Edit2: from the MSDN
GL_LINEAR
Returns the weighted average of the four texture elements that are closest to the center of the pixel being textured.

[This message has been edited by muhkuh (edited 04-25-2002).]

You are correct. In that case I’m at a loss. It may have something to do with whether the texture is resident in video memory or being pushed across the bus, but I know nothing of those matters.

strange…,AFAIK things might be a little slower w/ a larger texture but certainly not 50fps slower.
BTW:
mipmapping has nothing to do w/ reducing texel lookup time(at least not that I know of) or anything.It’s used to get rid of the aliasing caused by resampling the texture images.

Actually mip mapping will improve performance with minified textures because the implementation won’t have to sample as many pixels. If the texture is minified lots of texels can contribute to a single pixel and thus lots of samples have to be made which slows things down. With mip maps the texels/pixel ratio is more constant and performance is increased.

Finding the 4 texels to compute a bilinear filtered pixel seems like a constant operation to me. Why should this be faster with smaller textures ?? The only thing that could speed up lookups in smaller textures would be a cache of some kind because with a large texture the propability of a chache miss is greater.

Anyway, I didn’t even use mip mapping.

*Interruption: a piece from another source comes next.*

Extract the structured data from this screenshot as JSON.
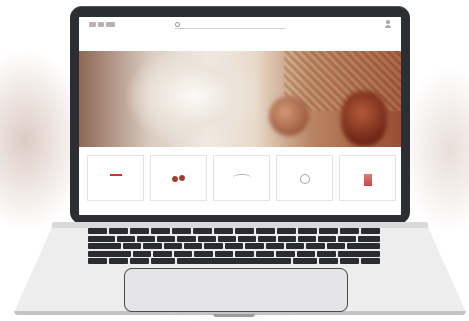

I just wanted to know, why reandering x triangles each with a 512x512 texture is so much slower than rendering the same triangles with a 64x64 texture. Every triangle uses the same texture coordinates.

If it only fetches 4 pixel for the filtering then i have no explanation, but the result is still clear, it’s a faster to render 1 6464 than a 10241024 ( those was the formats i tested, and i know they both where in the gfxMem at the test)

if it is a HUGE difference between the 64 and the 512 texture, then check - does they reside in the gfx mem, and/or do you upload them every frame yourself. thats the only things i can think of…

As I said I’m new to OpenGL. I do glGenTextures(…);
glBindTexture(…);
glTexImage2D(…);
once as I read in many tutorials.

Every fram I do a

glBindTexture(…);

I just have 1 texture so the 512x512 texture will feel pretty lonely in the texture ram of my 64MB Geforce 2.

Please drop a line if this is the correct way to do it. If it is I must have some other bug in my code.

Smaller textures are faster because the GPU has a on-chip texel cache.

So the smaller the texture the better the chance of a cache hit which is much faster than grabing the texel from the video memory.

LG

Depending on the screen size and filtering method is it possible that they are using different methods. If the polygon covers more than 64 but less than 512 pixels and you are using the more expensive mipmap filtering will the 512 texture be using several mipmap levels but not the smaller. Perhaps can that explain some of the difference.

Well, as I wrote I’m not using any mip mapping. The texture cache explaination seems the only one possible.

With a smaller texture, a texel will cover more pixels during rasterization, and will be used to texturize more sequential pixels than a texel from a larger texture. As LG said, since all chips worth mention has on-chip texture cache, the texel can be fetched from the cache instead of from the video memory. The cache is much faster than the video memory, and you don’t waste any memory bandwidth, which then can be used more effective by Z-test, framebuffer updates, and so on.

Mipmapping helps texture chaching, since for distant textures, the chip has to sample the texture with large steps (many texels between two samples), and if you can reduce the size of the texture levels, the chip can lower the amount of cache misses (on a cache miss, it has to fetch a new texel from video memory).

[This message has been edited by Bob (edited 04-27-2002).]

Originally posted by muhkuh:
Well, as I wrote I’m not using any mip mapping.
Do so!
True bilinear minification ala MSDN (only four texels fetched) would produce lots of artifacts anyway. It wouldn’t puzzle me at all if MSDN is inaccurate here.

Of course I’ll be using GL_LINEAR_MIPMAP_LINEAR with mip mapping later on. I was just doing a performance test to find out how many textured triangles I can render.